The core function is:

pub fn parse_program(input: &str) -> Result<ast::Expr, Box<ParseError>>

Its job is deliberately small:

invoke RParser::parse() against the top-level program rule
take the successful parse tree
pass it to build_program()
return a single AST expression for the whole program

That means the parser boundary is stable and easy to call from Session, tests, and tooling.

Grammar

The grammar lives in src/parser/r.pest.

This is where operator precedence and syntax shape are defined. It decides what counts as:

expressions
function definitions
calls and indexing
control-flow forms
assignment operators
special operators and pipes

When a bug is genuinely about precedence or tokenization, this is where it starts.

AST Construction

The parser does not hand the interpreter raw pest pairs.

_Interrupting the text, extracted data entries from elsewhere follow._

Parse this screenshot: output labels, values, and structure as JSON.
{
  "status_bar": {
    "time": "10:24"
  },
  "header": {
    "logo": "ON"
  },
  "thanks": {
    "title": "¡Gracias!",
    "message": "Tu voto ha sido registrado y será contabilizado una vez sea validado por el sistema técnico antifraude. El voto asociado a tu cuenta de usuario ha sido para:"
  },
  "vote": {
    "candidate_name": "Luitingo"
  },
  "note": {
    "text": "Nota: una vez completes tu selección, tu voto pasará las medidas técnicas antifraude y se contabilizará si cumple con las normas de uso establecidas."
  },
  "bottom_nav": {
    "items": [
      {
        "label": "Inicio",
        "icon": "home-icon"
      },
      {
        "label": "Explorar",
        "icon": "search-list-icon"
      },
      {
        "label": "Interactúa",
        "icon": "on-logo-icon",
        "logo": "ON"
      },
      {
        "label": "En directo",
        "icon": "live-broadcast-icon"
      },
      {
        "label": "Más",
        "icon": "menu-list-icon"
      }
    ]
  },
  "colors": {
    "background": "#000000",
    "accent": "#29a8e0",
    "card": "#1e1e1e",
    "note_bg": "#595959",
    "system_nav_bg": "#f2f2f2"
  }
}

src/parser/builder.rs converts grammar pairs into AST nodes under src/parser/ast.rs. That builder layer is where miniR turns syntax into a runtime-oriented tree that the evaluator can walk directly.

This is also where a few syntax rewrites happen. For example, help syntax such as:

?foo
methods?show

is lowered into a call to help() rather than being treated as a special runtime form forever.

That is a good example of the parser doing syntax work while leaving runtime behavior to the ordinary evaluator.

Diagnostics

Raw pest errors are not good user-facing error messages.

src/parser/diagnostics.rs converts them into ParseError, which carries:

the formatted message
line and column
the source line
an optional filename
an optional suggestion
byte offsets and span length for richer rendering

With the diagnostics feature enabled, the same structured error can render through miette for a more graphical report. Without that feature, miniR still has a plain-text fallback that keeps the useful context.

Why The Parse Errors Matter

miniR is intentionally trying to have better parse diagnostics than GNU R, not just equivalent ones.

A parse error should answer:

what token or construct was unexpected
where it happened
what the user probably meant

That is why the diagnostics layer tries to classify tokens and generate suggestions instead of dumping the raw grammar failure.

Parse-Only Versus Runtime Work

The parser should only answer syntax questions.

If the failure is about:

lazy evaluation
environments
S3 dispatch
replacement semantics
package loading

the fix almost certainly does not belong in the parser.

That distinction matters because CRAN compatibility work can otherwise drift into syntax hacks for bugs that are really semantic.

Parser Divergences

Some deliberate language divergences do start in the parser.

Examples include:

newline continuation in postfix chains such as x\n(y)
accepting if (...) ...\nelse ...
treating ** as a synonym for ^

Those are documented in the divergences docs because they are language choices, not parser accidents.

Where To Debug Parser Problems

Start in the parser layer when the symptom looks like:

precedence is wrong
a valid file fails before evaluation even begins
a token is classified or highlighted badly
a parse error points to the wrong span
?topic or similar syntax is rewritten incorrectly

The main files are:

src/parser/r.pest
src/parser.rs
src/parser/builder.rs
src/parser/diagnostics.rs

That combination is the real parser, not only the grammar file.